The Cost of Indonesia’s 2015 Fires
During burning season, Indonesia put more carbon emissions into the air than the entire EU
Indonesian forest fires, fanned by an extended drought associated with El Nino, delivered more carbon emissions into the atmosphere than the entire European Union, an astounding 11.3 million tonnes per day against 8.9 million tonnes for the EU, according to a new study.
The study, written by nine climate scientists from Kings College London in collaboration with the Center for International Forestry Research and published in the journal Scientific Reports, examined burning in Sumatra and Kalimantan, which released a total of 857 million tonnes into the atmosphere from September to October, some 97 percent of all the country’s emissions over the period.
Two million hectares of forest went up in smoke last year, with dozens of people killed and smoke blanketing Southeast Asia from Singapore to Cambodia to Vietnam and the Philippines. The fires are estimated to have cost billions of dollars worth of damage.
The report, written in extremely dense technical language, concludes that “Our fire carbon emission estimate for September-October 2015 represents the largest seen over the Maritime southeast Asia region since 1997, but still it is only a quarter of the most recent estimate for the September-October period of that El Niño year.” Apparently many of the burned areas had been burned before, consuming less fuel per unit area.

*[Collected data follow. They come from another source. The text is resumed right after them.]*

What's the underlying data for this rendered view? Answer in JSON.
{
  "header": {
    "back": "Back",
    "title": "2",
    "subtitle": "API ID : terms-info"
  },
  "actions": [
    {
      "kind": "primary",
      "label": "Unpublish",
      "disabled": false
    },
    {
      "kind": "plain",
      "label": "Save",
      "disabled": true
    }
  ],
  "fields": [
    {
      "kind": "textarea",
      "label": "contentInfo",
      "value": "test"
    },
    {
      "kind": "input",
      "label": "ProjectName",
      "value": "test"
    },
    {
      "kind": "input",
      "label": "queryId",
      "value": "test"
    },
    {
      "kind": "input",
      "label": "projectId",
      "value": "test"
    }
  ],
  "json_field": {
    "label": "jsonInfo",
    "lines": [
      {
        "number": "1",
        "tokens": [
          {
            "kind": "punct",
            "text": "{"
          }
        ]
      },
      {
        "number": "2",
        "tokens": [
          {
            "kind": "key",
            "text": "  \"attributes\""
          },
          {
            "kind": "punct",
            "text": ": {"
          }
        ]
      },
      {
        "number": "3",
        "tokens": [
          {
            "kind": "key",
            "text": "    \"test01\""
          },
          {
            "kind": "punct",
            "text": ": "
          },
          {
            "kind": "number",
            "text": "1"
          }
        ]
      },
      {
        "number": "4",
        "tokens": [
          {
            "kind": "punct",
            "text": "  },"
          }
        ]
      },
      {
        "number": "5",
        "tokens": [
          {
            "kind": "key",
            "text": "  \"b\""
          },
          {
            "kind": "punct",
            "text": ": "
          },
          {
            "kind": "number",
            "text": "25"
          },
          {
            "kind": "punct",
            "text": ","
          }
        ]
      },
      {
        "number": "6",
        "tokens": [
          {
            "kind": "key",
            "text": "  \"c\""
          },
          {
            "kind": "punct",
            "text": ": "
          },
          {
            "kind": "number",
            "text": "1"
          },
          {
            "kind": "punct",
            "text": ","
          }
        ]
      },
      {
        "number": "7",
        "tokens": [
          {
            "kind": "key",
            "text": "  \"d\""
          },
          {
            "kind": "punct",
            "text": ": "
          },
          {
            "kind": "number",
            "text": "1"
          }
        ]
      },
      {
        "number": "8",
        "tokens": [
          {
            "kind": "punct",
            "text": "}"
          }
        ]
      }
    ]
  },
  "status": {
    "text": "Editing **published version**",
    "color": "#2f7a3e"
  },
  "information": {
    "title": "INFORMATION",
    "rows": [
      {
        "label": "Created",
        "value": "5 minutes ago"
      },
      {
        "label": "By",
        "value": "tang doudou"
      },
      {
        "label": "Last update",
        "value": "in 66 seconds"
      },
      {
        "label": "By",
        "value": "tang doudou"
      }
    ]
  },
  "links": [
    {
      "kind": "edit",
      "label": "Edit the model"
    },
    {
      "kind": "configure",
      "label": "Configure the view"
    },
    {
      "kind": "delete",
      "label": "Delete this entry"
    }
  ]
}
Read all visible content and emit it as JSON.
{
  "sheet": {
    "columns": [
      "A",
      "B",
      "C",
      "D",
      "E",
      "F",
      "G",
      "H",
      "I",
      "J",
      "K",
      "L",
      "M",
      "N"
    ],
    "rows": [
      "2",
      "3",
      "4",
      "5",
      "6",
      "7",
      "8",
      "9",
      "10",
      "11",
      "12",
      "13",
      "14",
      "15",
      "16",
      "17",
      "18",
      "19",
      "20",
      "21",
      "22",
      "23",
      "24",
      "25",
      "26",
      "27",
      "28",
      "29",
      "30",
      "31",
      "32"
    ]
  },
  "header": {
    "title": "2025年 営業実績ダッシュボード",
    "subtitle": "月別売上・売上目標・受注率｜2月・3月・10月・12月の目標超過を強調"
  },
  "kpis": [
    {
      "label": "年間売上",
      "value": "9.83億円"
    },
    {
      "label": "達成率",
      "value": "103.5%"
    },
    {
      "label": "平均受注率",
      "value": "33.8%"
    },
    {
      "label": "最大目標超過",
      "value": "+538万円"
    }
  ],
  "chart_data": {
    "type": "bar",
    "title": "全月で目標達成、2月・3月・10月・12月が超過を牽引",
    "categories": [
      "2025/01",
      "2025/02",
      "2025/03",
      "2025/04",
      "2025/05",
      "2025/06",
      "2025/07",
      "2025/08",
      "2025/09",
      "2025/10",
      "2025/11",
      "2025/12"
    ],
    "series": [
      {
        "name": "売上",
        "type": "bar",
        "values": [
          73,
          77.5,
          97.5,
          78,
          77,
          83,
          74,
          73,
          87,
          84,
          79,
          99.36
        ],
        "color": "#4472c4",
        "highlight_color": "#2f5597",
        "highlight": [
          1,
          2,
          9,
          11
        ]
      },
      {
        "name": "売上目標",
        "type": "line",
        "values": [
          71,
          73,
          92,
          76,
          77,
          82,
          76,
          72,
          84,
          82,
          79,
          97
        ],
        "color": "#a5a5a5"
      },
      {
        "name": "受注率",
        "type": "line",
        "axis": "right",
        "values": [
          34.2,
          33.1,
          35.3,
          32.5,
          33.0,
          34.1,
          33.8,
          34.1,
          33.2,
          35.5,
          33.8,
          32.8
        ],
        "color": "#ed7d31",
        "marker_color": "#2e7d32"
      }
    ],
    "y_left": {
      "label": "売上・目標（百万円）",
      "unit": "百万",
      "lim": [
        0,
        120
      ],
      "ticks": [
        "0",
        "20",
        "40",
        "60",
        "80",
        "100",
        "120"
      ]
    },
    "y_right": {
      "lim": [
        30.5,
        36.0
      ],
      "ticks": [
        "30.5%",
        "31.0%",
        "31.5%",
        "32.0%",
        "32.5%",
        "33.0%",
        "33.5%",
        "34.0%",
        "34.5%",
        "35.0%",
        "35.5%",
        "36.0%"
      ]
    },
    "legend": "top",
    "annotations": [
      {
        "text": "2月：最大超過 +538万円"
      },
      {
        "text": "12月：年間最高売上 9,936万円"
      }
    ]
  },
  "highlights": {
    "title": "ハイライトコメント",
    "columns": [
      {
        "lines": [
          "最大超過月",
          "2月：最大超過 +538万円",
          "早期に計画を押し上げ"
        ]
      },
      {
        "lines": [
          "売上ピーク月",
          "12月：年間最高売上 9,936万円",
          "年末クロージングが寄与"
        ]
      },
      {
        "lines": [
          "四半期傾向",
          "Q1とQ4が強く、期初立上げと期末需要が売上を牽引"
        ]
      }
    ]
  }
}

There appears to be little letup. According to the Straits Times of Singapore, almost 300 new hot spots were detected in Sumatra and Kalimantan just this week that were due to forest and land fires as burning continues for land-clearing to plant crops such as oil palm and pulpwood for paper production. Greenpeace reported 15,112 such hotspots in 2013. Although the country is one of the world’s most important “green lungs,” less than half the land on Indonesia’s 17,000-plus islands remains in forest. Deforestation has surpassed the devastation in Brazil as Brazilians have sought to control cutting in the Amazon basin.
The drought last year caused the worst haze over Southeast Asia since a similar El Nino-generated situation in 1997, spurring President Joko Widodo to fly to Kalimantan to declare a moratorium on licenses issued for peatland development and called for peat forests, which act as carbon sinks, to be restored. But, as the country prepares for a new fire season, it appears that Jokowi’s call, like those of his predecessor, Susilo Bambang Yudhoyono, are likely to be ignored.
The fires have enraged the Singapore government, which has demanded for years that Indonesia do something about the problem. Air quality was so bad in Singapore at the height of the fires that there were fears the Singapore Formula I race might have to be cancelled because of a lack of visibility for the racers, which can hit up to 300 kilometers per hour. Thousands of people were sickened by the haze.
Singaporean authorities are so incensed by the environmental damage that Singapore’s ambassador to Indonesia, Anil Kumar Nayar, told Agence France Press last week that the Singapore government has served notice on six Indonesian companies it believes cleared large amounts of land by burning, although others could be charged as well.
Singapore argues that international rules allow states to take action—even if harm is being caused by activities outside its jurisdiction, according to the AFP story, although the government in Jakarta has questioned how it would be possible for the Singapore government to prosecute Indonesian citizens since there is no ratified extradition treaty between the two countries. An extradition treaty has been stalled for decades by both countries over hundreds of millions of illegal funds deposited in Singapore banks by corrupt Indonesian officials.
Indonesian officials have largely ignored Singaporean demands for information on the companies linked to the blazes. In May, Environment Minister Siti Nurbay Bakar said she would review her ministry’s cooperation on environmental issues, but went no further.
“Singapore cannot step further into Indonesia’s legal domain,” Bakar told reporters in June. Her spokesman declined to comment further on the matter when contacted.
Nayar reiterated that Singapore wasn’t crossing any line pursuing these companies and was within its rights to enforce its law, according to AFP. “We are not doing something that is extraordinary. It is not targeting any country, or anybody’s sovereignty,” he said.
The law threatens local and foreign firms with fines of up to $100,000 Singaporean dollars (US$74,000) for every day Singapore endures unhealthy haze pollution.
So far just two of the companies have responded to the court order, Nayar said, without naming specific firms.
That has left Singapore seeking other means to find information on the offending companies.
The Association of Southeast Asian Nations has an agreement to create a haze-free region by 2020, though it took 14 years to be fully ratified.